三つ年上の美しい女を、俺はそれこそオモチャにした。
目の前で小便もさせた、イチヂジク浣腸でクソもさせた、肛門も犯した。
痛がってばかりだったセックスも、二週間目には、「あっ、あっ、」と声を出し、「あっ、いやっ、あっっ」と俺にしがみつき、気をやるようになった。

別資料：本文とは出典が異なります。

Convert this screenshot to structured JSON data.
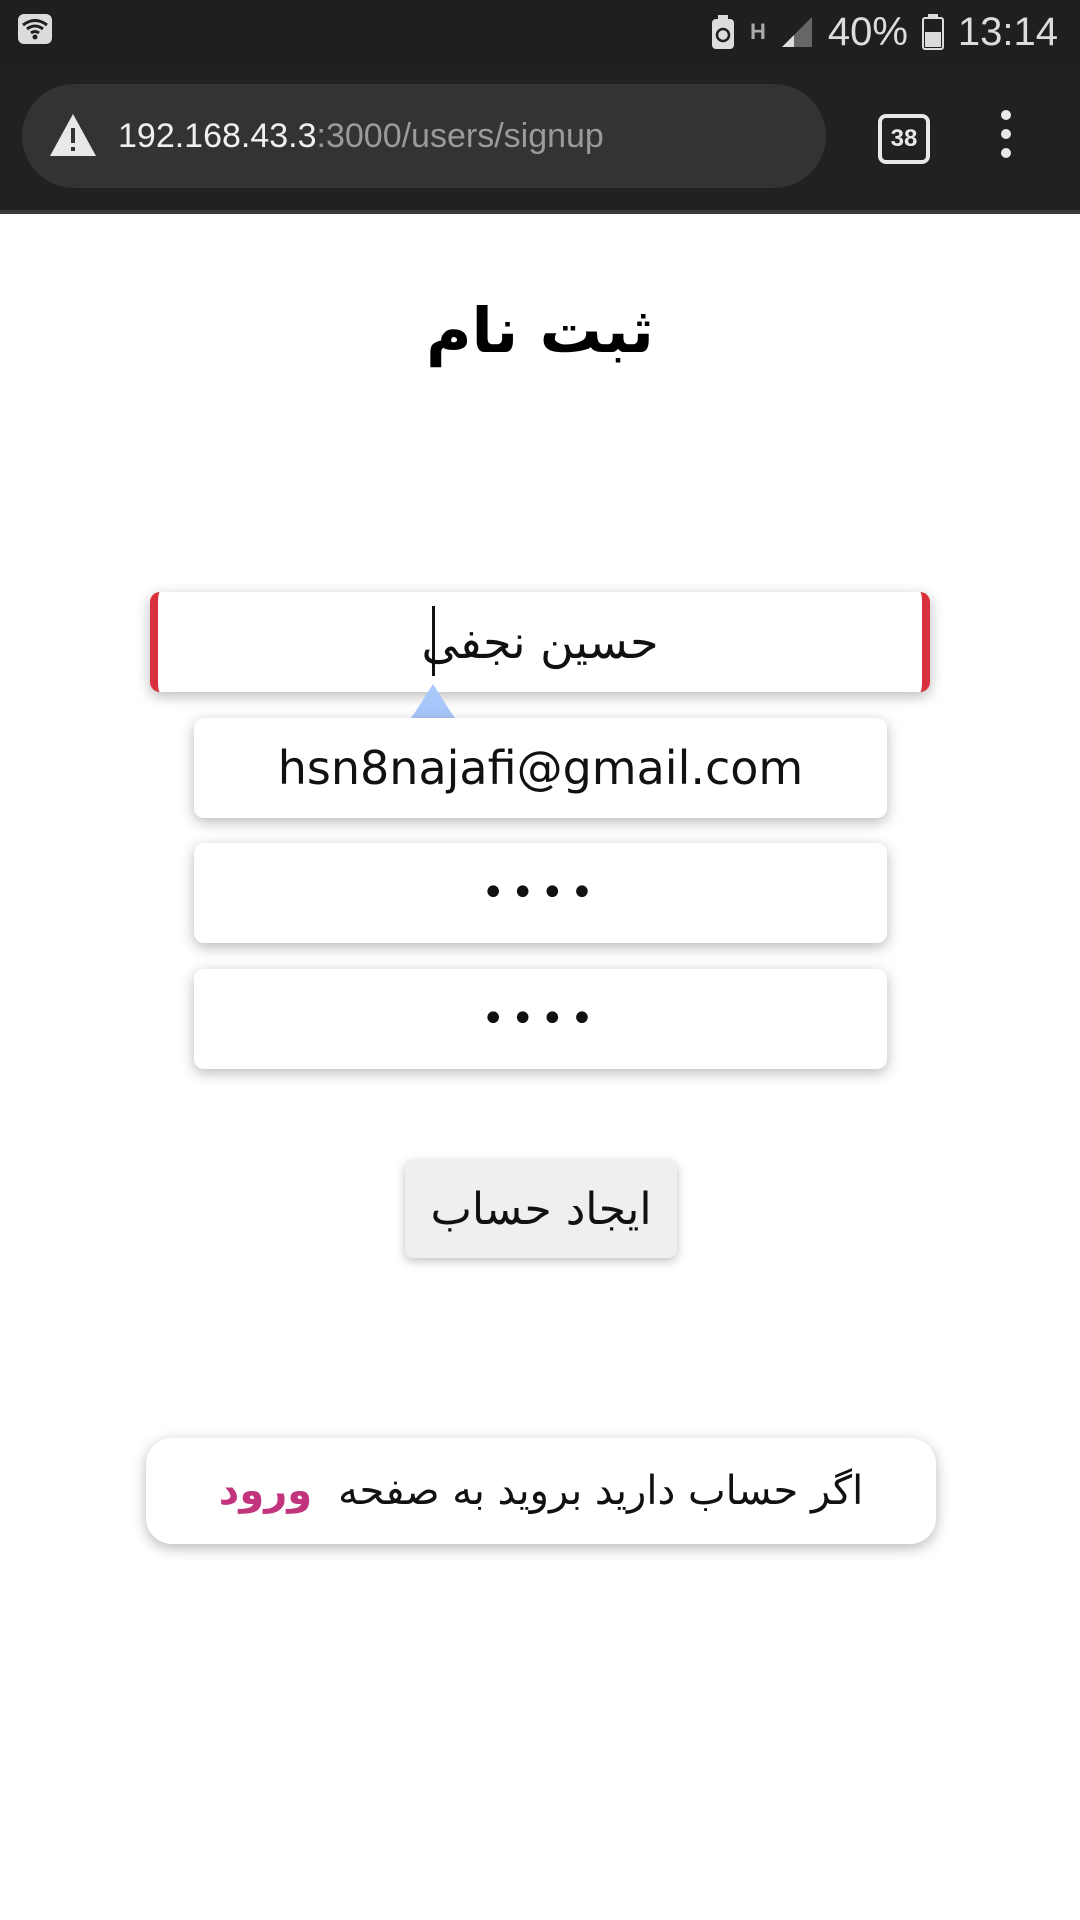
{
  "status_bar": {
    "battery_percent": "40%",
    "time": "13:14",
    "network_type": "H",
    "icons": [
      "wifi-icon",
      "battery-saver-icon",
      "signal-icon",
      "battery-icon"
    ]
  },
  "browser": {
    "url_host": "192.168.43.3",
    "url_path": ":3000/users/signup",
    "tab_count": "38",
    "icons": [
      "not-secure-warning-icon",
      "tab-switcher-icon",
      "menu-more-icon"
    ]
  },
  "page": {
    "title": "ثبت نام",
    "form": {
      "name_value": "حسین نجفی",
      "email_value": "hsn8najafi@gmail.com",
      "password_value": "••••",
      "password_confirm_value": "••••",
      "submit_label": "ایجاد حساب"
    },
    "login_prompt": {
      "text": "اگر حساب دارید بروید به صفحه",
      "link_label": "ورود"
    }
  },
  "colors": {
    "status_bar_bg": "#1f1f1f",
    "toolbar_bg": "#212121",
    "invalid_border": "#d9303e",
    "link": "#c2347e",
    "selection_handle": "#a8c7fa"
  }
}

初めて奈緒子さんの悶える声を聞き、姿を見たとき、ざまあみろ、と思った。
それでも奈緒子さんは羞恥心を忘れない女だった。
必ず後背位は嫌がったし、騎上位にさせるときは恥ずかしさを訴えた。
フェラチオの時は、チンポを咥えた口元を両手で隠そうとした。
もうこの頃にはキスもさせてくれたけど、唇を合わせる時、哀しそうな顔をした。
肛門を犯すとき、きまって奈緒子さんは泣いた。
俺は、奈緒子さんが嫌がることを、好んでさせた。
兄貴と三人で食事する時なんか、隙を見て、奈緒子さんの胸を揉んだり、スカートの中に手を入れたりした。
それでも、奈緒子さんは兄貴の前で、明るい笑顔を作っていた。
兄貴がトイレに行ったり、タバコを買いに出かけたわずかの間に、フェラチオさせたり、パンティーの脇からチンポを挿入したこともあった。
そんな日の夜は、ことさら激しく奈緒子さんを責めた。
俺に抱かれて「あっっ、いくっ」とまで口にするようになった奈緒子さんに、そして兄貴に、俺はいつも心の中で、ざまあみろ、吠えていた。

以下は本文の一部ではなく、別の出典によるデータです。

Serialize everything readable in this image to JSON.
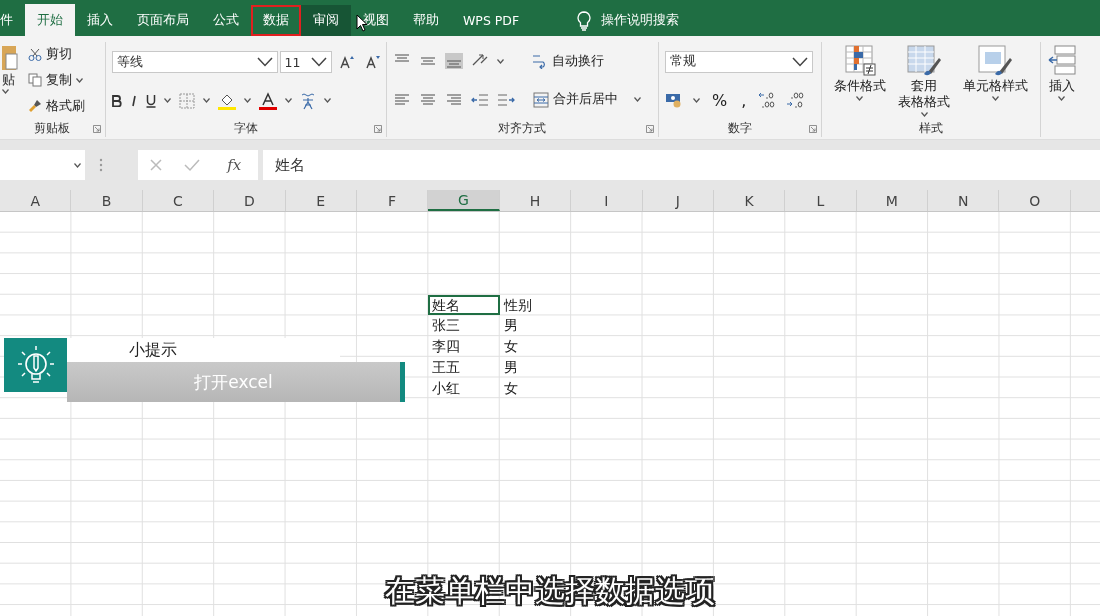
{
  "tabs": [
    {
      "label": "件",
      "selected": false,
      "hovered": false,
      "marked": false
    },
    {
      "label": "开始",
      "selected": true,
      "hovered": false,
      "marked": false
    },
    {
      "label": "插入",
      "selected": false,
      "hovered": false,
      "marked": false
    },
    {
      "label": "页面布局",
      "selected": false,
      "hovered": false,
      "marked": false
    },
    {
      "label": "公式",
      "selected": false,
      "hovered": false,
      "marked": false
    },
    {
      "label": "数据",
      "selected": false,
      "hovered": false,
      "marked": true
    },
    {
      "label": "审阅",
      "selected": false,
      "hovered": true,
      "marked": false
    },
    {
      "label": "视图",
      "selected": false,
      "hovered": false,
      "marked": false
    },
    {
      "label": "帮助",
      "selected": false,
      "hovered": false,
      "marked": false
    },
    {
      "label": "WPS PDF",
      "selected": false,
      "hovered": false,
      "marked": false
    }
  ],
  "search": {
    "placeholder": "操作说明搜索"
  },
  "ribbon": {
    "clipboard": {
      "paste": "贴",
      "cut": "剪切",
      "copy": "复制",
      "format_painter": "格式刷",
      "label": "剪贴板"
    },
    "font": {
      "font_name": "等线",
      "font_size": "11",
      "label": "字体"
    },
    "alignment": {
      "wrap_text": "自动换行",
      "merge_center": "合并后居中",
      "label": "对齐方式"
    },
    "number": {
      "format": "常规",
      "percent": "%",
      "comma": ",",
      "label": "数字"
    },
    "styles": {
      "buttons": [
        {
          "lines": [
            "条件格式"
          ]
        },
        {
          "lines": [
            "套用",
            "表格格式"
          ]
        },
        {
          "lines": [
            "单元格样式"
          ]
        }
      ],
      "label": "样式"
    },
    "cells": {
      "insert": "插入"
    }
  },
  "formula_bar": {
    "function_label": "fx",
    "value": "姓名"
  },
  "columns": [
    {
      "label": "A",
      "selected": false
    },
    {
      "label": "B",
      "selected": false
    },
    {
      "label": "C",
      "selected": false
    },
    {
      "label": "D",
      "selected": false
    },
    {
      "label": "E",
      "selected": false
    },
    {
      "label": "F",
      "selected": false
    },
    {
      "label": "G",
      "selected": true
    },
    {
      "label": "H",
      "selected": false
    },
    {
      "label": "I",
      "selected": false
    },
    {
      "label": "J",
      "selected": false
    },
    {
      "label": "K",
      "selected": false
    },
    {
      "label": "L",
      "selected": false
    },
    {
      "label": "M",
      "selected": false
    },
    {
      "label": "N",
      "selected": false
    },
    {
      "label": "O",
      "selected": false
    }
  ],
  "table": {
    "rows": [
      {
        "cells": [
          {
            "text": "姓名",
            "selected": true
          },
          {
            "text": "性别",
            "selected": false
          }
        ]
      },
      {
        "cells": [
          {
            "text": "张三",
            "selected": false
          },
          {
            "text": "男",
            "selected": false
          }
        ]
      },
      {
        "cells": [
          {
            "text": "李四",
            "selected": false
          },
          {
            "text": "女",
            "selected": false
          }
        ]
      },
      {
        "cells": [
          {
            "text": "王五",
            "selected": false
          },
          {
            "text": "男",
            "selected": false
          }
        ]
      },
      {
        "cells": [
          {
            "text": "小红",
            "selected": false
          },
          {
            "text": "女",
            "selected": false
          }
        ]
      }
    ]
  },
  "tip": {
    "title": "小提示",
    "text": "打开excel"
  },
  "subtitle": "在菜单栏中选择数据选项"
}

「わたし、妊娠したわ」奈緒子さんにそう言われた夜、俺は初めて、兄貴に勝ったような気がした。
それがどんなに卑怯で、理屈に合わないことか、充分わかっていても、俺はこみ上げる勝利感を抑えることが出来なかった。
――ざまあみろ、兄貴、あんたの女を妊娠させてやったぜその夜、俺は嫌がる奈緒子さんを初めて縛った。

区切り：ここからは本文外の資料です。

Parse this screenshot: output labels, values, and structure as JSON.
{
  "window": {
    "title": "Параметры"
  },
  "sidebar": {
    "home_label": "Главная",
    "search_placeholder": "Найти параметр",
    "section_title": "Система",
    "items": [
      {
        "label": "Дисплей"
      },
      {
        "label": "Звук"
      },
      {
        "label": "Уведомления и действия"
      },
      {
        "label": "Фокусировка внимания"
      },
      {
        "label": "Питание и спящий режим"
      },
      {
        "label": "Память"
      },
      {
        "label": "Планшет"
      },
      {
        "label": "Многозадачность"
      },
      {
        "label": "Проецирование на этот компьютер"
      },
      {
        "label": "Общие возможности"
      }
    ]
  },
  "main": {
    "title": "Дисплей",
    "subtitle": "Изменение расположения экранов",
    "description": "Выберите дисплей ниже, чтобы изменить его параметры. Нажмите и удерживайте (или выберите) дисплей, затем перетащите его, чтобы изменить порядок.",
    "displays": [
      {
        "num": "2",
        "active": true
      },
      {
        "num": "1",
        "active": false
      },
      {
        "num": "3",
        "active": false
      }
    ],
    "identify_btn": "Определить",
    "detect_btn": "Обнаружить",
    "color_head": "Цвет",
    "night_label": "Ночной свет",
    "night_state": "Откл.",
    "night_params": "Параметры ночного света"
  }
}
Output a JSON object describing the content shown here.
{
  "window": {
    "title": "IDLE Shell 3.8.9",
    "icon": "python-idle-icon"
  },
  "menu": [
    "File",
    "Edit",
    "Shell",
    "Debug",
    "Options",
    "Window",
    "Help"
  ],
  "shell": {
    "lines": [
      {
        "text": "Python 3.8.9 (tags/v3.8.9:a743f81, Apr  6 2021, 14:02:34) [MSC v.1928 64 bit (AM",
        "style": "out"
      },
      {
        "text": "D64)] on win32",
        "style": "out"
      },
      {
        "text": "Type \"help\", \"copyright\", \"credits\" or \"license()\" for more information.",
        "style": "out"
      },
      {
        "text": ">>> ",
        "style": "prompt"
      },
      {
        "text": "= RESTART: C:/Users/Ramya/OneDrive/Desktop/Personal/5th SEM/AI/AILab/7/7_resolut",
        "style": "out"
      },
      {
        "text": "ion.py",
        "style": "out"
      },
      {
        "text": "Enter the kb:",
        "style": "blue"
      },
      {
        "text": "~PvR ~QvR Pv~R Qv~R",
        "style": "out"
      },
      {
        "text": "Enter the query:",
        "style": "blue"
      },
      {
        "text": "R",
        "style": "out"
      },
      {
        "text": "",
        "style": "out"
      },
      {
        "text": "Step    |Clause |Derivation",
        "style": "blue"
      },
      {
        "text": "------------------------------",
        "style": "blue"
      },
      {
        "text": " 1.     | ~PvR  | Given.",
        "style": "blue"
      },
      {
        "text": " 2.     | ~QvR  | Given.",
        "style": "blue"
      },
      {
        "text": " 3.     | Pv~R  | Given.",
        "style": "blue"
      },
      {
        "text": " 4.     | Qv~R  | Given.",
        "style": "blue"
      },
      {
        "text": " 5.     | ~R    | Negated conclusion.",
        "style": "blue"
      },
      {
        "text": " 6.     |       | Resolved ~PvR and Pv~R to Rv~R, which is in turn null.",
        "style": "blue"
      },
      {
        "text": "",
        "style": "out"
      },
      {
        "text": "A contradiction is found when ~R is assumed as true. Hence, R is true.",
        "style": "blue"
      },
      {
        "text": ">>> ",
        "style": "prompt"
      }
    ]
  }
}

みじめで、恥ずかしい姿に縛り上げ、夜が明けるまで責めた。
この日ばかりは、奈緒子さんは俺への恨みを言葉にし、どんなに俺を嫌いぬき、どんなに俺を軽蔑しているか、ほとんど叫ぶように訴えていた。
俺は奈緒子さんを叩いた。
奈緒子さんが俺を罵倒するだびに、俺は奈緒子さんを湿らせたタオルで叩いた。
苦痛の悲鳴をあげ、それでも俺に逆らい、俺への恨みを口にする奈緒子さんを何度も叩いた。
全身を叩いた。
そして陰湿に、しつこく嬲って、何度も、絶頂に追い上げた。
奈緒子さんは、恨みの言葉の合間に、切ない女の声を出し、快楽に負けていった。
次の日から、奈緒子さんの行方がわからなくなった。
俺は奈緒子さんが妊娠し、その相手が自分だと、兄貴に告げた。
ざまあみろ、ざまあみろ、と何度も呟きながら、何故か、涙が止まらなかった。